Homélie sur les effets du péché.

Un ancien Père de l'Eglise (1) ne peut assez admirer la généreuse action de cette femme qui élève sa voix du milieu du peuple : quelle dévotion, quelle foi, s'écrie-t-il! elle ne se contente pas d'admirer avec le peuple ce que fait et ce que dit Jésus-Christ, elle ne craint point l'animosité des pharisiens qui se déclarent contre la doctrine et la conduite de ce divin Sauveur; elle confesse l'incarnation du Verbe d'une manière si claire et si précise, qu'elle confond et l'imposture des grands de son temps, et la perfidie des hérétiques à venir.
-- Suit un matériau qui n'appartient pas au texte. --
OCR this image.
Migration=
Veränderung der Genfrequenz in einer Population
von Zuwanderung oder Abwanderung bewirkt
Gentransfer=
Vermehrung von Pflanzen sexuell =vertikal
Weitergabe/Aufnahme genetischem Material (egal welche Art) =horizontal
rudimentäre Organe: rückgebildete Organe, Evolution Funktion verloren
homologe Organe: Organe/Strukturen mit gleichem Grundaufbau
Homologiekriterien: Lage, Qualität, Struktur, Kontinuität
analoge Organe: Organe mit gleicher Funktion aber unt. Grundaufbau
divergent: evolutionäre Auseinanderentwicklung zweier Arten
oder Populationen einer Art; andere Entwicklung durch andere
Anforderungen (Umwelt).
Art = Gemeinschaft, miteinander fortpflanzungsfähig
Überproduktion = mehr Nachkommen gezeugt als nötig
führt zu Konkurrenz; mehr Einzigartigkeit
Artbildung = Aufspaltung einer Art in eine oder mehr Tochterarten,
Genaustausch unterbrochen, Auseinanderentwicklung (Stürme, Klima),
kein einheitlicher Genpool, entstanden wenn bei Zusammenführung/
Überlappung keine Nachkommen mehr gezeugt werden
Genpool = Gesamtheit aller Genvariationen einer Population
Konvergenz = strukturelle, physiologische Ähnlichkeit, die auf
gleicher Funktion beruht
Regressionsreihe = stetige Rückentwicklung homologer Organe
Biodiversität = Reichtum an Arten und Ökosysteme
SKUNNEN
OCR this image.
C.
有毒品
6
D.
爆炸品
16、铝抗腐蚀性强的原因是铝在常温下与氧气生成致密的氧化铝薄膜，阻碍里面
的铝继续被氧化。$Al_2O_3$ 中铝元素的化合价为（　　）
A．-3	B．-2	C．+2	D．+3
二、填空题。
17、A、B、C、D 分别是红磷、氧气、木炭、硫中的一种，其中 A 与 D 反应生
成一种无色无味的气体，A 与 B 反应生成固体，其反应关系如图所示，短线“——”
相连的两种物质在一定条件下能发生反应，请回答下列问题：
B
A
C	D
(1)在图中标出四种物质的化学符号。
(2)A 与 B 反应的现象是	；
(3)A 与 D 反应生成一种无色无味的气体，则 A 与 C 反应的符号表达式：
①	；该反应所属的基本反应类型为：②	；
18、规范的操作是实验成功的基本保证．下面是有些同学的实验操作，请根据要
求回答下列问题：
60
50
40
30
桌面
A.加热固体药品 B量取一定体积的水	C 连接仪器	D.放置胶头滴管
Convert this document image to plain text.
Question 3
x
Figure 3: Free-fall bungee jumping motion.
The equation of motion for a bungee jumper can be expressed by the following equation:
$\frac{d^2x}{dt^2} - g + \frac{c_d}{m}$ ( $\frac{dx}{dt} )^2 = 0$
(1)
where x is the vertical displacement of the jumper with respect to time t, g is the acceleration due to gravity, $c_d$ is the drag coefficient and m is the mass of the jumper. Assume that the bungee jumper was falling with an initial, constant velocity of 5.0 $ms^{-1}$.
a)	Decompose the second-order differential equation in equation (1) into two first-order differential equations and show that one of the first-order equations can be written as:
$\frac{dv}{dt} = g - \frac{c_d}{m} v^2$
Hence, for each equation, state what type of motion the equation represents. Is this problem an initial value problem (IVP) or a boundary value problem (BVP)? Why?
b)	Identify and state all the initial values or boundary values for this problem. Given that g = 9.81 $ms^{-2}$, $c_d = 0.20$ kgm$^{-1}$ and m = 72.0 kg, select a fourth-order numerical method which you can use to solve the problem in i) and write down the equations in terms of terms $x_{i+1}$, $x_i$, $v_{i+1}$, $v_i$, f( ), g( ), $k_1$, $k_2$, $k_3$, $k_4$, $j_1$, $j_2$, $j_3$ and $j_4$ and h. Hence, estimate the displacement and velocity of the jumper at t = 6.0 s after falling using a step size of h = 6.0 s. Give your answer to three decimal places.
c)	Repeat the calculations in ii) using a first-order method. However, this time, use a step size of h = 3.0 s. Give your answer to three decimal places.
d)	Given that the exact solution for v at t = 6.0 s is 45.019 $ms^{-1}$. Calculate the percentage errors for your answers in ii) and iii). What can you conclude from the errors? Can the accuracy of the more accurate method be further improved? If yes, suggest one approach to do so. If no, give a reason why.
Les premiers d'entre les Juifs niaient, et après eux les Ariens devaient nier que le fils de Dieu fût consubstantiel à son père; elle les confond en criant que Marie est heureuse, parce qu'elle a mis au monde le Roi qui gouverne le ciel et la terre dans tous les siècles; beata parens quæ nixa es puerpera regem, qui cœlum terramque tenet per secula. Les hérétiques des siècles à venir devaient encore nier la maternité de Marie: elle les confond en disant qu'heureuses sont les entrailles qui l'ont porté, et les mamelles qui l'ont nourri; car pourquoi ces entrailles seraient-elles heureuses, si la chair du Verbe était regardée comme étrangère à l'égard de celle de Marie? Marie est donc heureuse d'avoir porté un

(1) Bed. lib. 4. c. 49, in Luc. 11.

tel fils dans son chaste sein, mais bien plus heureuse de l'avoir conçu dans son cœur par la plénitude de la grâce, par l'ardeur de sa foi, et par un amour qui ne devait jamais s'affaiblir; ideò quidem beata quia Verbi incarnandi ministra facta est temporalis, sed indè multò beatior quia ejusdem semper amandi custos manebat æterna. C'est ce que le Sauveur a voulu dire, quand il a répondu à cette femme mais plutôt heureux sont ceux qui entendent lu parole de Dieu et qui la pratiquent; quin imò beati qui audiunt verbum Dei et custodiunt illud. Ces paroles, dit saint Chysostôme, ne signifient pas que Marie ne soit point et ne doive point être honorée comme la mère de JésusChrist, mais seulement que c'est moins sa maternité qui l'a rendue heureuse, que son attention et sa fidélité à la parole divine. C'est donc aussi, mes chers frères, notre exactitude à écouter le saint Evangile, c'est notre soin à le pratiquer qui peut nous rendre heureux, non point au jugement des hommes, mais au jugement de Dieu même; beati qui audiunt verbum Dei et custodiunt illud. Ecoutons-le donc, et profitons des solides instructions que Jésus nous fait aujourd'hui sur les tristes effets du péché.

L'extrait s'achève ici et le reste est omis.